The Diagnostic Journey
Following consultation with an endometriosis specialist, initial management included YAZ prescription and physical therapy recommendation. However, after detailed review of pathology results with a colleague, the specialist became concerned about the endometrial hyperplasia findings and immediately referred the patient to gynecologic oncology for further evaluation and management decisions.
Final Diagnosis
Pending gynecologic oncology evaluation. Current diagnoses include: Stage 2 endometriosis with extensive pelvic involvement, endometrial hyperplasia (subtype and risk stratification pending oncology review), suspected PCOS, and chronic pelvic pain syndrome.
Treatment Plan
Immediate referral to gynecologic oncology for specialized evaluation of endometrial hyperplasia and risk assessment.
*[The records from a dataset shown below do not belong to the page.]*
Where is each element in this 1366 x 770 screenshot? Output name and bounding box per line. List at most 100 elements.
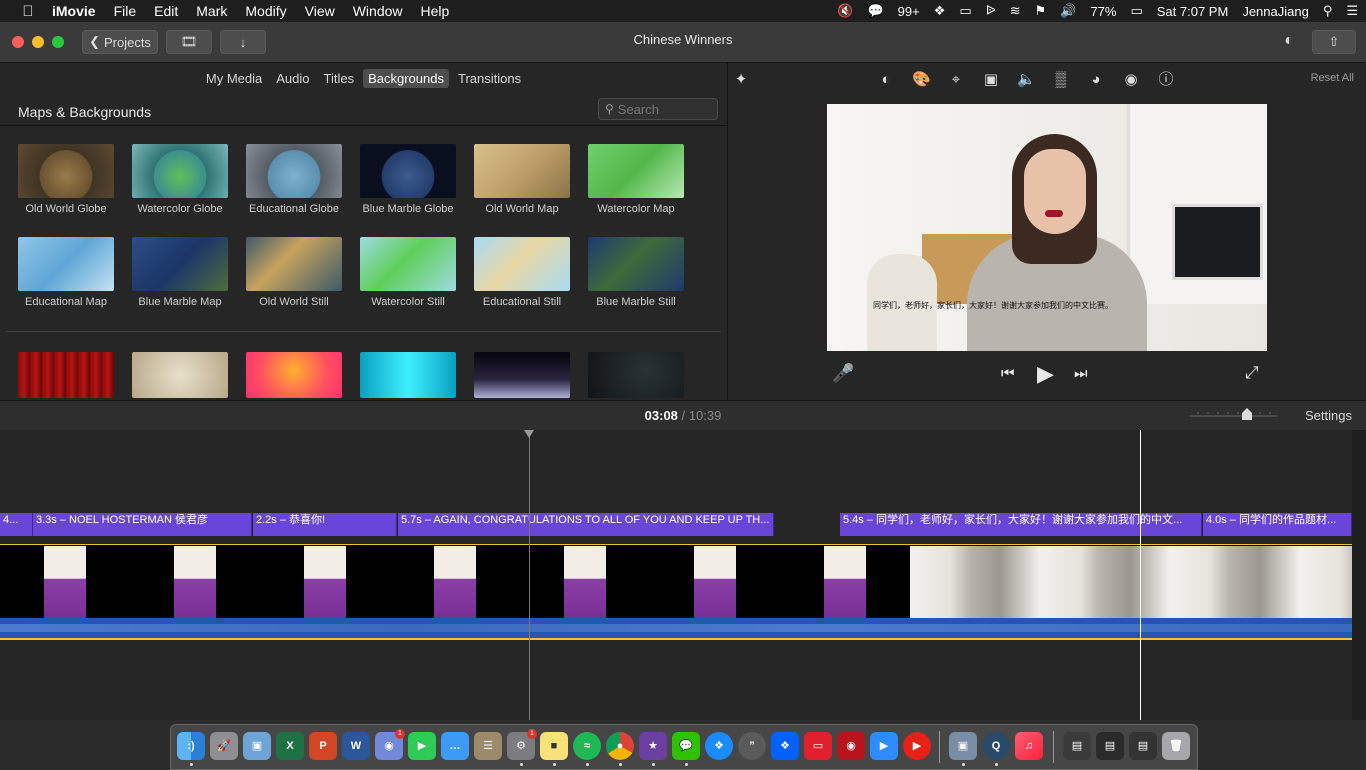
- background-thumbnail[interactable]: [360, 144, 456, 198]
- background-thumbnail[interactable]: [588, 352, 684, 398]
- tab-backgrounds[interactable]: Backgrounds: [363, 69, 449, 88]
- play-icon[interactable]: ▶: [1037, 361, 1054, 387]
- folder-icon[interactable]: ▤: [1096, 732, 1124, 760]
- zoom-icon[interactable]: ▶: [870, 732, 898, 760]
- dropbox-icon[interactable]: ❖: [771, 732, 799, 760]
- background-thumbnail[interactable]: [246, 237, 342, 291]
- folder-icon[interactable]: ▤: [1063, 732, 1091, 760]
- imovie-star-icon[interactable]: ★: [639, 732, 667, 760]
- background-thumbnail[interactable]: [246, 352, 342, 398]
- share-button[interactable]: ⇧: [1312, 30, 1356, 54]
- magic-wand-icon[interactable]: ✦: [732, 71, 750, 89]
- tab-titles[interactable]: Titles: [319, 69, 360, 88]
- background-thumbnail[interactable]: [132, 237, 228, 291]
- zoom-slider[interactable]: [1190, 407, 1278, 421]
- title-clip[interactable]: 3.3s – NOEL HOSTERMAN 侯君彦: [33, 513, 252, 536]
- finder-icon[interactable]: :): [177, 732, 205, 760]
- quicktime-icon[interactable]: Q: [982, 732, 1010, 760]
- background-thumbnail[interactable]: [474, 352, 570, 398]
- folder-icon[interactable]: ▤: [1129, 732, 1157, 760]
- reset-all-button[interactable]: Reset All: [1311, 72, 1354, 84]
- chrome-icon[interactable]: ●: [606, 732, 634, 760]
- background-thumbnail[interactable]: [360, 352, 456, 398]
- color-balance-icon[interactable]: ◐: [877, 71, 895, 89]
- crop-icon[interactable]: ⌖: [947, 71, 965, 89]
- timeline-settings-button[interactable]: Settings: [1305, 408, 1352, 423]
- background-thumbnail[interactable]: [360, 237, 456, 291]
- playhead[interactable]: [529, 430, 530, 720]
- background-thumbnail[interactable]: [588, 144, 684, 198]
- image-capture-icon[interactable]: ▣: [949, 732, 977, 760]
- facetime-icon[interactable]: ▶: [408, 732, 436, 760]
- menu-file[interactable]: File: [114, 3, 137, 19]
- background-thumbnail[interactable]: [474, 144, 570, 198]
- microphone-icon[interactable]: 🎤: [832, 363, 854, 384]
- title-clip[interactable]: 4...: [0, 513, 33, 536]
- background-thumbnail[interactable]: [132, 352, 228, 398]
- volume-icon[interactable]: 🔈: [1017, 71, 1036, 89]
- menu-view[interactable]: View: [305, 3, 335, 19]
- tab-transitions[interactable]: Transitions: [453, 69, 526, 88]
- menu-app-name[interactable]: iMovie: [52, 3, 96, 19]
- photo-booth-icon[interactable]: ◉: [837, 732, 865, 760]
- skip-forward-icon[interactable]: ⏭: [1074, 365, 1088, 382]
- title-clip[interactable]: 5.4s – 同学们，老师好，家长们，大家好！谢谢大家参加我们的中文...: [840, 513, 1202, 536]
- search-input[interactable]: ⚲ Search: [598, 98, 718, 120]
- background-thumbnail[interactable]: [588, 237, 684, 291]
- menu-modify[interactable]: Modify: [245, 3, 286, 19]
- dropbox-icon[interactable]: ❖: [934, 3, 946, 19]
- background-thumbnail[interactable]: [18, 237, 114, 291]
- menu-window[interactable]: Window: [353, 3, 403, 19]
- background-thumbnail[interactable]: [18, 144, 114, 198]
- timeline[interactable]: 4... 3.3s – NOEL HOSTERMAN 侯君彦 2.2s – 恭喜…: [0, 430, 1352, 720]
- trash-icon[interactable]: 🗑: [1162, 732, 1190, 760]
- background-thumbnail[interactable]: [474, 237, 570, 291]
- youtube-icon[interactable]: ▶: [903, 732, 931, 760]
- stickies-icon[interactable]: ■: [540, 732, 568, 760]
- timeline-scrollbar[interactable]: [1352, 430, 1366, 720]
- notes-icon[interactable]: ☰: [474, 732, 502, 760]
- preview-icon[interactable]: ▣: [243, 732, 271, 760]
- bluetooth-icon[interactable]: ᐉ: [986, 3, 996, 19]
- background-thumbnail[interactable]: [132, 144, 228, 198]
- tab-audio[interactable]: Audio: [271, 69, 314, 88]
- excel-icon[interactable]: X: [276, 732, 304, 760]
- apple-icon[interactable]: : [20, 3, 36, 20]
- video-clip-strip[interactable]: [0, 545, 1352, 618]
- color-palette-icon[interactable]: 🎨: [912, 71, 931, 89]
- messages-icon[interactable]: …: [441, 732, 469, 760]
- wifi-icon[interactable]: ≋: [1010, 3, 1021, 19]
- wechat-icon[interactable]: 💬: [672, 732, 700, 760]
- speed-icon[interactable]: ◕: [1087, 71, 1105, 89]
- title-clip[interactable]: 2.2s – 恭喜你!: [253, 513, 397, 536]
- progress-indicator[interactable]: ◐: [1278, 30, 1300, 52]
- skip-back-icon[interactable]: ⏮: [1001, 365, 1015, 382]
- background-thumbnail[interactable]: [246, 144, 342, 198]
- notification-center-icon[interactable]: ☰: [1346, 3, 1358, 19]
- word-icon[interactable]: W: [342, 732, 370, 760]
- spotlight-icon[interactable]: ⚲: [1323, 3, 1333, 19]
- menu-edit[interactable]: Edit: [154, 3, 178, 19]
- mute-icon[interactable]: 🔇: [837, 3, 853, 19]
- airplay-icon[interactable]: ▭: [959, 3, 971, 19]
- audio-waveform[interactable]: [0, 618, 1352, 638]
- powerpoint-icon[interactable]: P: [309, 732, 337, 760]
- clock[interactable]: Sat 7:07 PM: [1157, 4, 1229, 19]
- tab-my-media[interactable]: My Media: [201, 69, 267, 88]
- background-thumbnail[interactable]: [18, 352, 114, 398]
- filter-icon[interactable]: ◉: [1122, 71, 1140, 89]
- stabilization-icon[interactable]: ▣: [982, 71, 1000, 89]
- spotify-icon[interactable]: ≈: [573, 732, 601, 760]
- quotes-icon[interactable]: ”: [738, 732, 766, 760]
- screen-icon[interactable]: ▭: [804, 732, 832, 760]
- volume-icon[interactable]: 🔊: [1060, 3, 1076, 19]
- title-clip[interactable]: 4.0s – 同学们的作品题材...: [1203, 513, 1352, 536]
- flag-icon[interactable]: ⚑: [1035, 3, 1047, 19]
- music-icon[interactable]: ♫: [1015, 732, 1043, 760]
- fullscreen-icon[interactable]: ⤢: [1245, 363, 1259, 383]
- playhead-handle[interactable]: [524, 430, 534, 438]
- wechat-icon[interactable]: 💬: [867, 3, 883, 19]
- info-icon[interactable]: ⓘ: [1157, 71, 1175, 89]
- battery-icon[interactable]: ▭: [1130, 3, 1142, 19]
- user-name[interactable]: JennaJiang: [1242, 4, 1309, 19]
Current hormonal treatment discontinued pending oncology consultation. Physical therapy initiated for pain management. Consideration for repeat laparoscopic surgery if no improvement within 3 months, though surgical risks require careful evaluation given patient's complex presentation.
Outcome and Follow-up
Patient scheduled for gynecologic oncology consultation within 1-2 business days. Treatment plan will be determined based on oncology assessment of hyperplasia risk factors and overall clinical picture. Long-term management may require multidisciplinary approach given the complexity of concurrent conditions and patient's hormonal intolerance.